In the bedroom in the cottage where I'm staying there's a sign on the wall that I see first thing on waking. The sign reminds me of my childhood when my mother would barge into my room early in the morning with a litany of complaints. Her shrill voice was a bucket of ice water over my head.
One moment I was in the middle of a soft, warm cloud of sleep, the next I was being shouted at for some long-forgotten offense. I became a child with stressed-out buggy eyes and strange facial ticks, jumping at the slightest noise, convinced I could see my own nerves twitching under my skin.
Sometimes, when I would pipe up from underneath my covers to complain, my mother would bellow, "Relax!"
Which is what the sign on the wall at the cottage says. Relax.
All day at the cottage I try to relax. But it's no use. It's as if it, the sign, is my mother shouting at me, urging me to do something that is the exact opposite of how I'm feeling. I'm not complaining, I like being at the cottage. I'm lucky to be at the cottage. I'm lucky to be surrounded by the instruments of relaxation: Muskoka chairs, books, magazines, beers, TV, beach towels, the beach, water. On the second day after a long sunny interval at the beach, I even felt myself slow down while walking, as if my body got weighed down by bags of sand.
"I think the sun made me tired, "I quipped to my equally unrelaxable partner whose voice was definitely shaded with envy when he said, "Tired? That means you're finally relaxing." "You think?" I said and immediately felt the pressure to stay relaxed and wished for a cigarette to elevate me to the familiar jittery level -- that's what I'm used to, after all.
I normally live in a city, not in a nice, relax-o-conductive cottage. I live in a city that makes me crazy with its noise and traffic and the way it brings out the strangest feelings in me -- the desire to shout at driving offenders, the wish to shove people who suddenly stand in the middle of sidewalks, the muttering of death threats at children who scream in restaurants, or imagining the open-mouthed corpses of the elderly who dig in their change purses forever at cash registers.
When I leave my house, it feels like I need armour to be able to deal with what's outside. In fact, I do wear a helmet since I like to transport myself through streets filled with a forest of waving, dangerous giant metal cans known as cars, to work and everywhere else I need to get to. I shout rarely but there's always a shout in my head, a siren going off as I bullet-pedal my way to the next destination. I dread leaving the house but I have to leave the house and my body is an alarm going off morning till night.

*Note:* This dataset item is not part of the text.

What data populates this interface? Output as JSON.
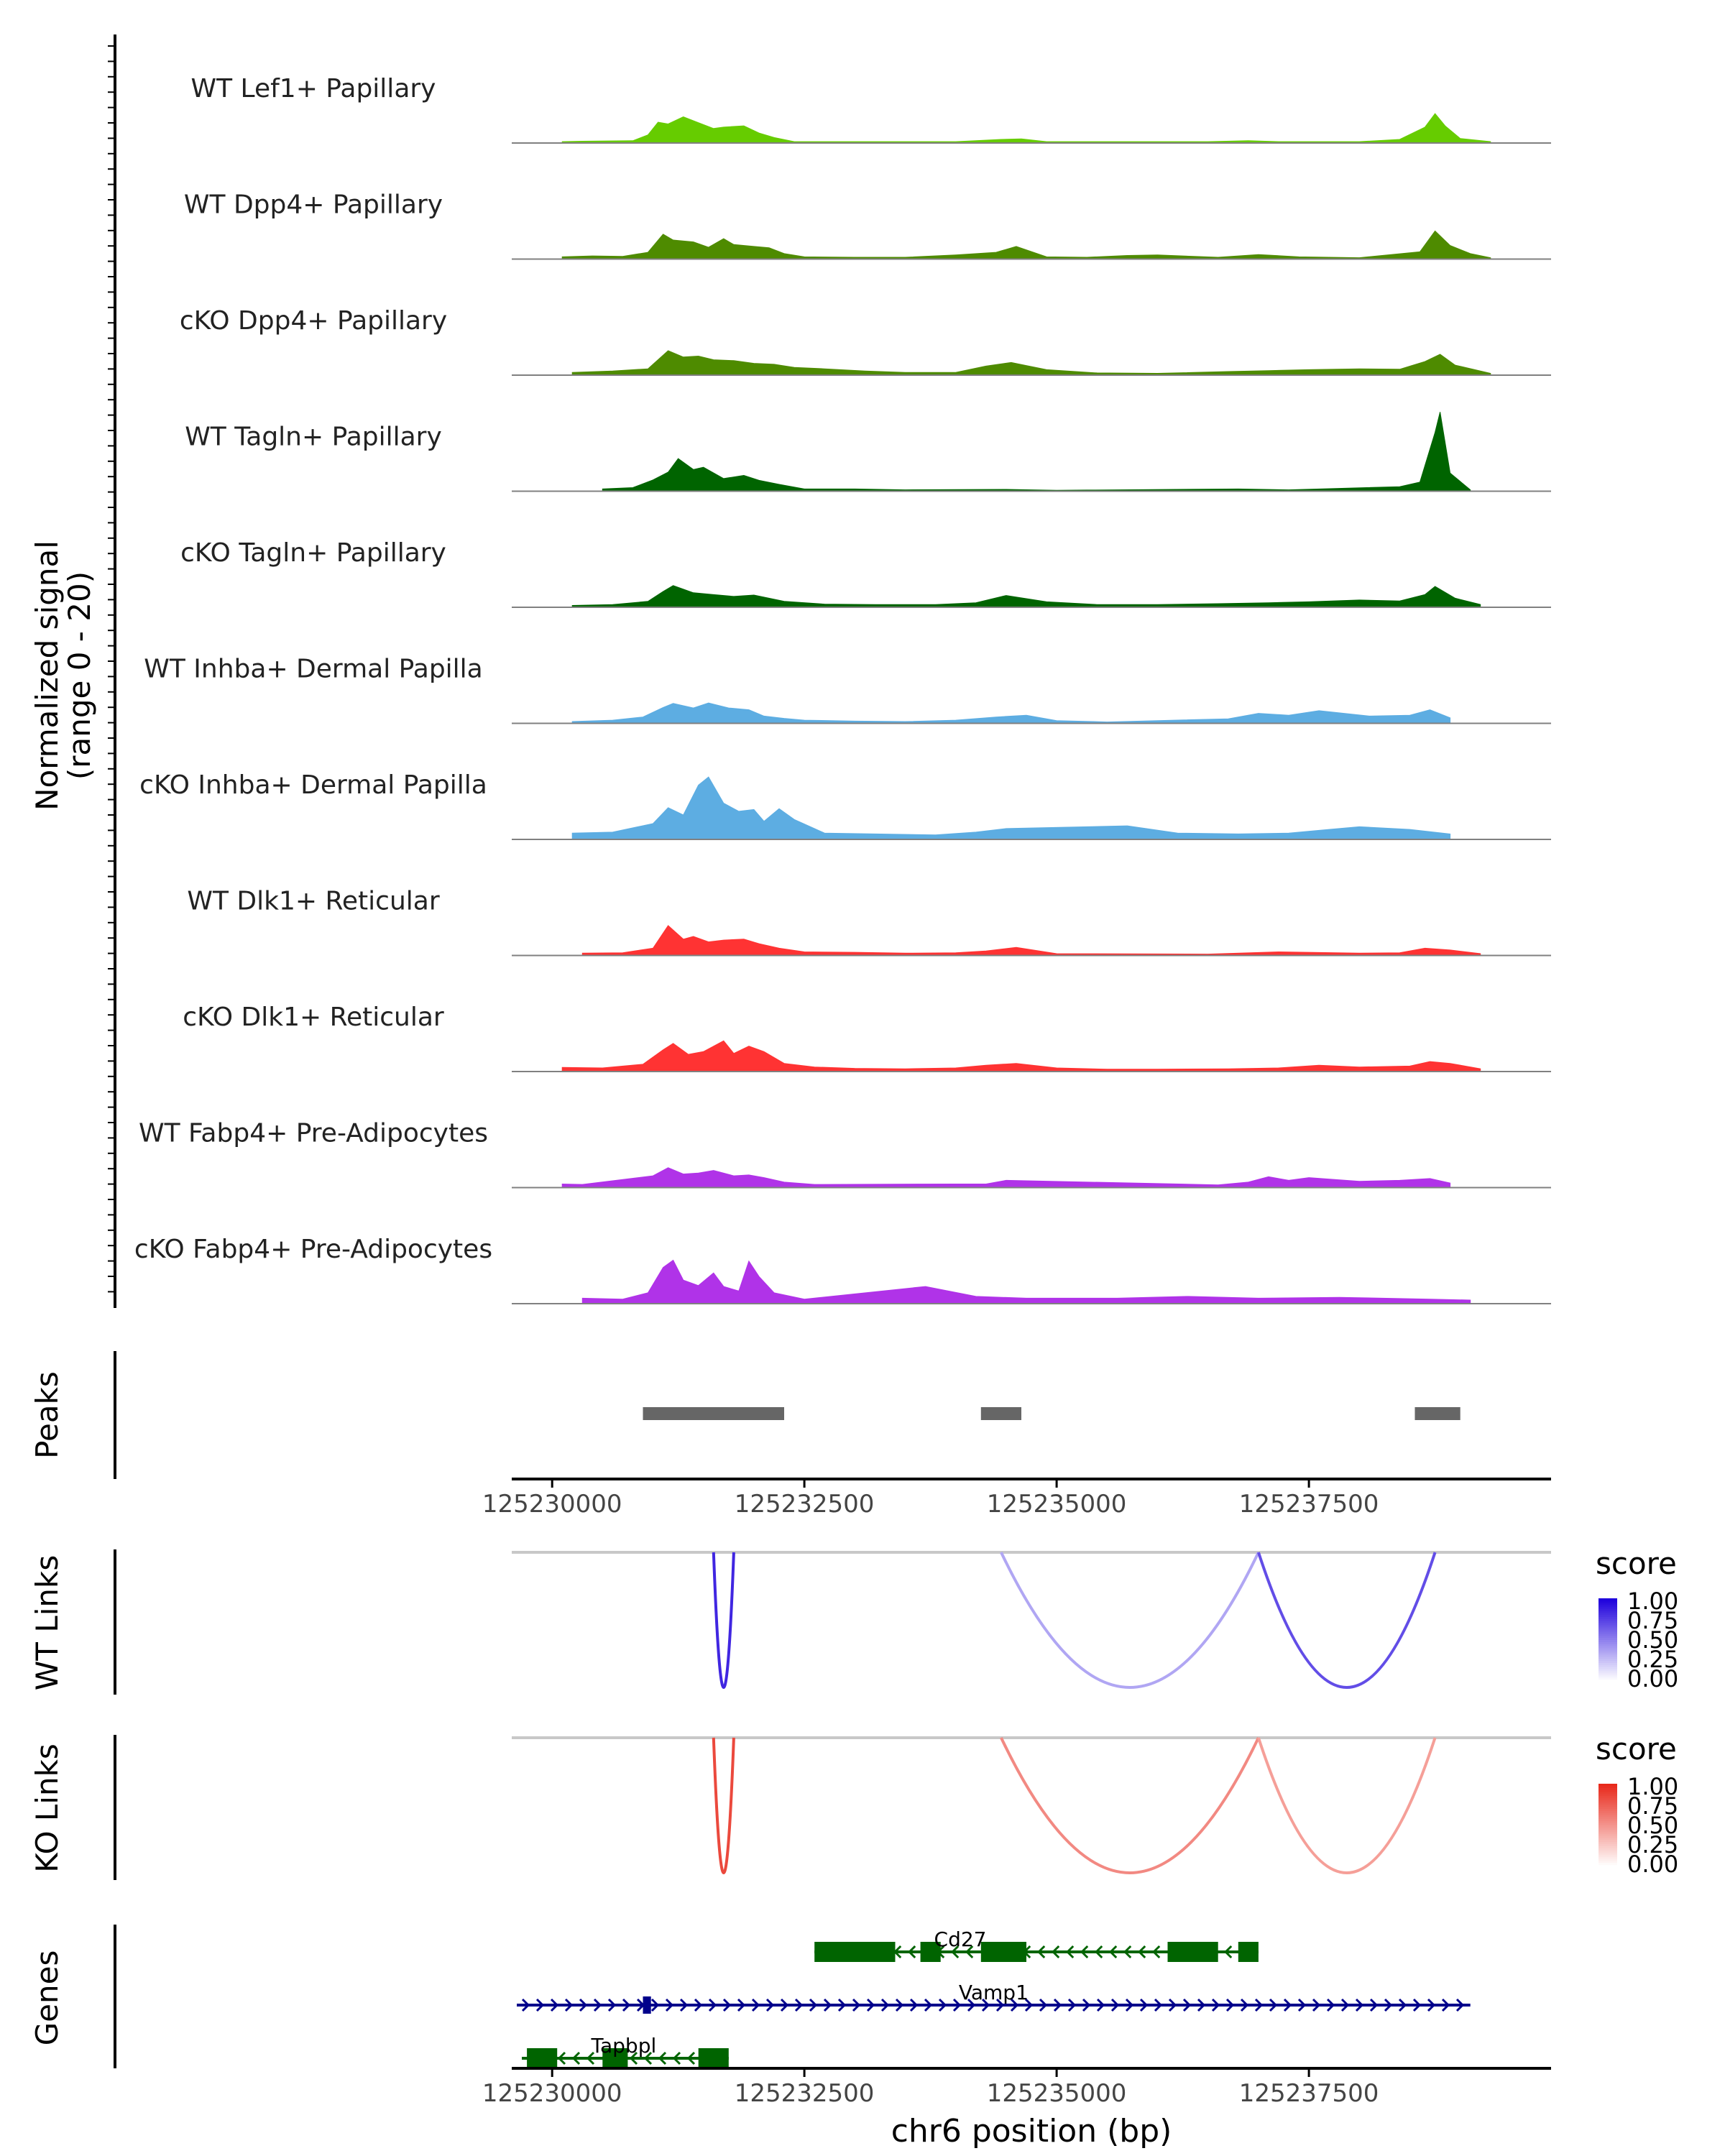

I used to be upset with my mother for her morning barging in but now I know that she was just training me to be able to deal with the world in which she grew up. And now that I'm a mother myself I suppose I should begin similar training with my son though I still have it in me to shield him from the world falling to pieces around us and naively I hope to keep my stress gauge to myself.
My son is at the cottage with me. He sleeps in the room next to mine. He sleeps with his chubby arms thrown over his head, an embodiment of relaxation. He wakes up screaming happily, "Mommy wake up," and it's the best kind of morning shouting in the world. I run to his room, completely unrelaxed on my own accord and scoop him up in my arms and tell him that we're going to go to the beach where I can, hopefully, eventually get so weighed down by all the sand and sun that I will finally naturally and magically calm down.
I only have about five more days left to do this properly, to unwind, which is the kind of a deadline I can work with -- as a city person I'm all about deadlines. And I know from the past holidaying experiences that I will get there on the last day, before stuffing myself and my suddenly slacker family into the metal can and driving back to the city that beckons with its promise of unrelaxing me immediately.
But that one day, the final day, will be the happy feeling in my mind for a long time, a true idea of what the wall at the cottage is suggesting.
And that will do, hopefully, till the next summer.